March 19, 2014 | Standard Examiner | By Bryon Saxton |
A Farmington citizens group is applauding city leaders for the stand they have taken on the proposed $587 million West Davis Corridor project.
City Manager Dave Millheim said Wednesday the group, known as Save Farmington, was planning to present a letter of gratitude to the mayor and city council for the strong position they have taken against the Utah Department of Transportation’s ‘s plan to construct the West Davis freeway.
The city is opposing the preferred route alignment for the 20-mile road stretching from Farmington to West Haven in Weber County based on its impact to the city’s public recreation areas and the Great Salt Lake shoreline.
The city has already spent about $100,000 in legal work in challenging the alignment where it impacts conservation easement property, Millheim said.
Save Farmington was established in 2012 and consist of hundreds of members from all over the city, said Lori Kalt, president of the group.
The proposed route would encircle Farmington with a third freeway. UDOT’s plan would construct the freeway through public recreation areas and conservation easements owned by the city, according to officials.
UDOT’s preferred route, commonly referred to as the Glovers Lane option, would construct a freeway through western and southern Farmington, through residential neighborhoods, taking an unspecified number of families’ homes. Additionally, the freeway would be built about 450 feet from the northern border of the Farmington Bay Waterfowl Management Area, impacting wildlife.
“(It) seemed that the worst possible scenario was being manipulated (by UDOT) to appear as though it was the ‘best,’ and even the ‘only’ scenario for a supposed much-needed high-speed freeway,” Kalt said.
UDOT’s planned route was not the result of a deliberative environmental impact study, but instead, Kalt said, “the result of a pre-determination of a preferred alignment and alternative” and the “review effort and conclusions were reverse-engineered to support that preconceived result.”
“Basically, UDOT knew where they wanted to build this freeway and they set about making that happen,” she said.
“We’re aware of Farmington city’s concerns and we will continue to work with them throughout this process,” UDOT spokesman John Gleason told the Standard-Examiner on Wednesday.

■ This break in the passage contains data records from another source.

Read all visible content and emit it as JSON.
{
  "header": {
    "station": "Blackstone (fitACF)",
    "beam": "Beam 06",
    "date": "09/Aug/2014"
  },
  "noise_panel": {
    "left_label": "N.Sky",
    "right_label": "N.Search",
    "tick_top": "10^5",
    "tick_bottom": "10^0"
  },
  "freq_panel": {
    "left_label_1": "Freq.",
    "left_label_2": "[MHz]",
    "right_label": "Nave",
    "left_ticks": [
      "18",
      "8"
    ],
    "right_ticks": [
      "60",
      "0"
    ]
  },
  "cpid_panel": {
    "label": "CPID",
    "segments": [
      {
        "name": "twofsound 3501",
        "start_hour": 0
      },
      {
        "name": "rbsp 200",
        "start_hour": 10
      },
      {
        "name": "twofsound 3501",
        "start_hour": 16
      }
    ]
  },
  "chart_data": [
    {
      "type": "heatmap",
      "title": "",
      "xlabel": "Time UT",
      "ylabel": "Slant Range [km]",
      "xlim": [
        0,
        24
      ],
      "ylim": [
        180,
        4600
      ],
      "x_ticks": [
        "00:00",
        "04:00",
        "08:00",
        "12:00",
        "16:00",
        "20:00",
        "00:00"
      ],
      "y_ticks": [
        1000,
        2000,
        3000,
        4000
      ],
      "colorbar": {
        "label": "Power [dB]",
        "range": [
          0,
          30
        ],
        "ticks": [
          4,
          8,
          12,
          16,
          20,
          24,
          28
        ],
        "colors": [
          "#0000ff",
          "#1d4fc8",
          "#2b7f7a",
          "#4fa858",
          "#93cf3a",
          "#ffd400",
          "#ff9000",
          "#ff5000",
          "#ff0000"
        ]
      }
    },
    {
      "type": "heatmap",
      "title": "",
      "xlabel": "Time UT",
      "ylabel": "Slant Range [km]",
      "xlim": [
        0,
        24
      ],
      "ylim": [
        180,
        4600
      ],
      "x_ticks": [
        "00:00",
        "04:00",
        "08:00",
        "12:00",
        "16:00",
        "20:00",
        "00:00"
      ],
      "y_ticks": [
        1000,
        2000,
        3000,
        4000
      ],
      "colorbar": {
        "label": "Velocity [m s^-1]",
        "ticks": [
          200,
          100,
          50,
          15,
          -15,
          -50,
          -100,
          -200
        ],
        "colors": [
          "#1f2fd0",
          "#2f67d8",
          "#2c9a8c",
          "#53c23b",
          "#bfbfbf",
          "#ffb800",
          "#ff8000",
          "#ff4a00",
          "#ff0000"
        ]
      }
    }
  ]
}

In an April 27, 2012 letter, UDOT representatives asked Farmington officials to identify property the city considered protected under Section 4(f) of the Federal Transportation Act, which protects public parks, recreation areas, trails, wildlife refuges and historic sites from condemnation and construction for federal highway projects.
In response, Farmington submitted a letter to UDOT dated May 11, 2012, identifying public conservation easements owned by the city, that protected public recreation areas, public trail system, neighboring uplands, and wetlands from residential or commercial development, according to city records.
The city also created the easements to help protect the Farmington Bay Wildlife Management Area from encroaching development.
Despite the city’s notice of the federal law protections that apply to the city’s public recreation areas and conservation easements, UDOT last May released its Draft Environmental Impact Statement that selected the freeway route through the protected areas.
In response, Farmington has filed a formal comment objecting to the DEIS, followed by two letters requesting UDOT reconsider its plan and conduct a supplemental DEIS.
UDOT’s final EIS is scheduled to be released this summer. That document will specify UDOT’s preferred freeway route to the Federal Highway Administration.